Do you need an Integration Library?

7 July, 2024

Do You Need an Integration Library? A Look at RAG and LLM Chatbot Development

In recent months, the Retrieval Augmented Generation (RAG) and Large Language Model (LLM) space has gained significant attention. Many developers believe that they require integration libraries such as LangChain or LlamaIndex to build chatbots in this domain. However, this is not entirely accurate. In this blog post, we will explore the need for integration libraries and alternative approaches for building RAG/LLM chatbots.

Integration Libraries: The Pros and Cons

Integration libraries like LangChain and LlamaIndex can significantly reduce the time to market for chatbot development by coordinating all the necessary components. They handle tasks such as ingesting documents, calling text embedding models, storing embeddings in a vector store, performing semantic search, augmenting the LLM with search results, and calling the LLM itself. While these libraries can be highly productive when used as intended, they also come with a complexity tax.
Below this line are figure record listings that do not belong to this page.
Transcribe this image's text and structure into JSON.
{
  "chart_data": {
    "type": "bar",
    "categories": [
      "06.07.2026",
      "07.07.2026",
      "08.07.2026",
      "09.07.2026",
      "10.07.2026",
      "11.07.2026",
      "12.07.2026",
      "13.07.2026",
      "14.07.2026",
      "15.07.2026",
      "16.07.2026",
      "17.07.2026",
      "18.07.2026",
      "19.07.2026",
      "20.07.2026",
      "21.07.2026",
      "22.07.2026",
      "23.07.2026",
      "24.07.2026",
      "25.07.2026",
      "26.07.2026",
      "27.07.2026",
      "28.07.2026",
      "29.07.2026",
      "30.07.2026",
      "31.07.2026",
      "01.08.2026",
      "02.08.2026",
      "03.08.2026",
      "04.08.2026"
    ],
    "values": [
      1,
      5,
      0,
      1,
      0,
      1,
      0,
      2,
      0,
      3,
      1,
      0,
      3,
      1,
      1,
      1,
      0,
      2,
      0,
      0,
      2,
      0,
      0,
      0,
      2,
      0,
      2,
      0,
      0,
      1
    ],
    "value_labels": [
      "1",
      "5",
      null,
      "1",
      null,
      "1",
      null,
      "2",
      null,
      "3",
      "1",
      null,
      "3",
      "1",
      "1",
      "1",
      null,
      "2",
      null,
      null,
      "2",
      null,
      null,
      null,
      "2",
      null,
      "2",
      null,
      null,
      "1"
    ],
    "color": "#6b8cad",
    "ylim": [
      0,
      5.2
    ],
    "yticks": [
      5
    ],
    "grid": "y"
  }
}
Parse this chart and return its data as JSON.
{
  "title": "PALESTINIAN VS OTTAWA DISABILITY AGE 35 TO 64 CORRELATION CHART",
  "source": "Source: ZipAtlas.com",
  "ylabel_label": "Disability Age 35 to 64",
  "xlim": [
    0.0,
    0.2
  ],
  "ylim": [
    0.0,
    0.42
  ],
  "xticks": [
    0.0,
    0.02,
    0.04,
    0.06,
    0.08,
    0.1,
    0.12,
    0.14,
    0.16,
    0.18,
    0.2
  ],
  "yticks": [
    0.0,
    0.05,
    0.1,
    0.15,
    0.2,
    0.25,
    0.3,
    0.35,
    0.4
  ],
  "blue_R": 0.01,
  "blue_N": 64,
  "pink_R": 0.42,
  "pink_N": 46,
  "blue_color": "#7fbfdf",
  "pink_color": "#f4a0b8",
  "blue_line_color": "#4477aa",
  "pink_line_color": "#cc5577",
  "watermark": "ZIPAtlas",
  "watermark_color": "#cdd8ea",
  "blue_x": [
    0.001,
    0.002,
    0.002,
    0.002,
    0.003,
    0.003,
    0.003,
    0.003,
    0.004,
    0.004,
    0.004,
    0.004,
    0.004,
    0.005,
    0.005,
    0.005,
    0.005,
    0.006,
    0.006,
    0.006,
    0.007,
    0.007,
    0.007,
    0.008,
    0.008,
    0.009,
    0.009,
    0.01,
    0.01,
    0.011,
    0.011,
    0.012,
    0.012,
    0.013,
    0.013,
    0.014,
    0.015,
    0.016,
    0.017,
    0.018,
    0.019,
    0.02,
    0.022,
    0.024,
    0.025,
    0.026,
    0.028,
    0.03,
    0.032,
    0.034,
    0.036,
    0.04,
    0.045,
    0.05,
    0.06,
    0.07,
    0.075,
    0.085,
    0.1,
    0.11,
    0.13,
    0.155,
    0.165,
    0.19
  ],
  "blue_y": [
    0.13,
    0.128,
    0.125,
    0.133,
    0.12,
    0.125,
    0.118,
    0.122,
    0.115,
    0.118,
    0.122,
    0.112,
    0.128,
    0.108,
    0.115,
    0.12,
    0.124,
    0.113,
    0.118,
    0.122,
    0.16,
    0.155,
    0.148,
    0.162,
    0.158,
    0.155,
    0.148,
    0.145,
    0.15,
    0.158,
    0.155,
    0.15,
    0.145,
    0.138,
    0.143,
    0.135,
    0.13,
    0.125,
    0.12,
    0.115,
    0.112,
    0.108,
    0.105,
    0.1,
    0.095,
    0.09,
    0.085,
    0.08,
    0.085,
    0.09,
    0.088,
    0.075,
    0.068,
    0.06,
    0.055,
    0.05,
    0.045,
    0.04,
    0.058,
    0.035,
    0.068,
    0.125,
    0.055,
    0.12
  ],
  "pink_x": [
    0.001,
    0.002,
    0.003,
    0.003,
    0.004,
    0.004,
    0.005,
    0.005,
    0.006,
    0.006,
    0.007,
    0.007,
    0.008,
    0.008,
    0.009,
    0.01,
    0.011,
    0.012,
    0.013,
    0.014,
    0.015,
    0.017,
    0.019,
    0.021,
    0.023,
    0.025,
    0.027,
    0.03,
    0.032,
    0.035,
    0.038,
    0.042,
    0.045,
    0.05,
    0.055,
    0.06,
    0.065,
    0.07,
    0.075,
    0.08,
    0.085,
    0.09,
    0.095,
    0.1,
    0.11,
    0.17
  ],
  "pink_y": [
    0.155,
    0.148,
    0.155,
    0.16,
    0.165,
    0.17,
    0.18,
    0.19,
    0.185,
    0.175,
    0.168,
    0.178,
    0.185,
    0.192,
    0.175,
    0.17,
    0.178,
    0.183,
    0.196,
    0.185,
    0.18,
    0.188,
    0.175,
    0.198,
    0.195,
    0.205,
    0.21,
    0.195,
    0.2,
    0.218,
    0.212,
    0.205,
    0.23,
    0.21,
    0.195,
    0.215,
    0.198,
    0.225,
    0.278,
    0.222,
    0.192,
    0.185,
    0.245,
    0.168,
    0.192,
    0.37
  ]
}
If you plan to deviate from the standard workflow and perform custom actions, such as using unsupported text ingestion, summarization and chunking methods or injecting custom guardrails into the LLM prompt or response, you may need to override parts of these libraries. Doing so can be challenging due to their complex internal structures.

Alternative Approach: Building RAG Chatbots without Integration Libraries

As a developer, you can build RAG chatbots using the same programming languages, API calling, and basic string manipulation you already know. This alternative approach offers greater control over your application and eliminates the complexity tax associated with integration libraries.

To achieve this, follow these steps:

Learn how to call text embedding models and LLMs through REST endpoints or use higher-level libraries like the Python OpenAI library.
Parse the vectors returned by text embedding models and store them directly in your vector store or database.
Augment LLM inputs with text chunks from your semantic search results using string manipulation.
Handle LLM outputs, which are just text. For streaming purposes, consider using a JavaScript front-end and websockets.
Manage the conversational history using string manipulation.

By following this approach, you can leverage the power of RAG and LLM technologies without relying on integration libraries, giving you full control over your application.

Call to Action

Don’t be intimidated by the advanced technology in the RAG and LLM space. At their core, these systems are comprised of REST APIs, strings, and arrays that you already know how to use. Embrace these building blocks and take control of your chatbot development journey.

In conclusion, while integration libraries can be useful for reducing development time and simplifying the process, they may not be necessary for building RAG/LLM chatbots. By understanding the underlying components and leveraging your existing skills, you can create a custom, powerful chatbot solution without the complexity tax associated with integration libraries.

Human Intervention: Minor. It decided to add “This blog post is in Markdown format” at the bottom, which is super weird.

Facts Used:

- Most users researching the RAG (retrieval augmented generation)/LLM (large languge model) space think they need an integration library like LangChain or LlamaIndex to build a chatbot. This is not entirely true.
- Integration libraries can coordinate all the necessary pieces to build a chatbot like ingesting documents, calling the text embedding model, storing embeddings in a vector store, performing semantic search, augmenting the LLM with the results and calling the LLM itself and getting results back.
- While integration libraries can drastically reduce your time to market, they also come at the price of a complexity tax.
- If you build with them as they are intended they can be very productive
- However if you need to go off-the-rails and do something custom, like doing a text chunking method that is not supported or injecting custom guardrails into the LLM prompt or the response, you will need to override some of what these libraries do
- These libraries tend to be complex internally, and modifying them to fit your purpose can be a daunting task.
- As an alternative, you can build RAG chatbots with the exact same programming languages, API calling and basic string manipulation you already know how to do, as a developer!
- Most text embedding models and LLMs are called through REST endpoints. Learn how to call them directly with REST or use a higher level library like the Python OpenAI library.
- Text embedding models return vectors which can be parsed easily and stored directly in your vector store or database
- LLM inputs are just text. Augmenting them with text chunks from your semantic search results is just string manipulation.
- LLM outputs are also just text. There is slightly more complexity when you want to use the streaming output vs the completion API which produces the full response without streaming. For streaming purposes a Javascript front end and websockets is ideal.
- The conversational history can be managed, again, with string manipulation.
- Call to action: Don’t be scared of the fancy new technology, it’s all just REST APIs, strings and arrays that you already know how to use.
- You can be in 100% control of your application, no integration libraries required.